傅纪年伸手,夹了面前的菜入口,送进嘴里之后抬眼看向夏征,没说话。
看见他神色,夏征知道他肯定没注意,'啧';了一声说,"苏丽的哥哥啊!"
"你说苏琛?"说着,又夹了一筷子菜,放到了碗里,语气淡淡的。
"啧啧啧,他也够稳得住,苏家现在都这样了,他还有闲情逸致来吃饭。"
听了这话,傅纪年缓缓的笑了起来,放下筷子去拿了手边的高脚杯,轻轻的晃,红色的液体在里面荡起来。
夏征见他讳莫如深的样子,背脊一挺立,眉眼一眯,盯着他。
"事情是你搞的?为了苏丽离婚?"
"与我无关。"
夏征放松下来,心想也是。傅纪年有那空闲时间,还不如多睡一会儿。
放眼面前的各色菜品,色香味俱全。

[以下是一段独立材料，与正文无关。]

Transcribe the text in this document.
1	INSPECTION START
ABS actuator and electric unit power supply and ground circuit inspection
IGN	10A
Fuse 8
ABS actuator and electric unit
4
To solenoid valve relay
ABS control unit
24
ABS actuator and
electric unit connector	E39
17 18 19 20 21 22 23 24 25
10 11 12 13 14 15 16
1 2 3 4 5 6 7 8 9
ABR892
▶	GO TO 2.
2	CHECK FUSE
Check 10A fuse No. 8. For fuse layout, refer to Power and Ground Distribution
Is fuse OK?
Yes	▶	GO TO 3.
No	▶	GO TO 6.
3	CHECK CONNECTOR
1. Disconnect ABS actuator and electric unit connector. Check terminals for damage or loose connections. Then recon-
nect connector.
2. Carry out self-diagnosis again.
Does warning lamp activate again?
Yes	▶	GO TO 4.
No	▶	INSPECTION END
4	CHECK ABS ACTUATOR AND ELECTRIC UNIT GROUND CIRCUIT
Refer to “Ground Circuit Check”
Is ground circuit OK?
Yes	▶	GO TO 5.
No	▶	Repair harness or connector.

夏征一边又说,"苏明坤估计已经气死了,公司危在旦夕,女儿还在替你卖力,儿子也撒手不管,跑去做什么医生了。"
"你做律师,你爸不也是被你气死的。"
夏征一愣,苦笑一声,"我做不做律师,他都会死,我医得了心病,医不了癌。"
"为个女人值么。"傅纪年不咸不淡的回答,视线停留在手里的红酒。
夏征声音突然提高,"诶诶诶,不是说苏琛嘛,怎么说起我来了。"
傅纪年置之一笑,"人家志不在此。"
"那你说做医生跟我做律师相比,哪个更没那么容易气死人?"
"都一样,救死扶伤。"
夏征:"..."
傅纪年视线扫过他疑惑的脸,酒杯送到嘴边抿了一口没说话。
夏征突然哈哈的笑了两声,反应过来他话里的意思。
"他做医生救人命,我做律师救的是广大被婚姻捆绑的男人。"
夏征笑完,低头吃菜的同时又聒噪起别的来。
吃完饭,夏征死皮赖脸的要傅纪年送他回家。不料傅纪年却视若无睹的上车关门发动车子,以迅雷不及掩耳之势开着他的巴博斯消失在了夏征视线。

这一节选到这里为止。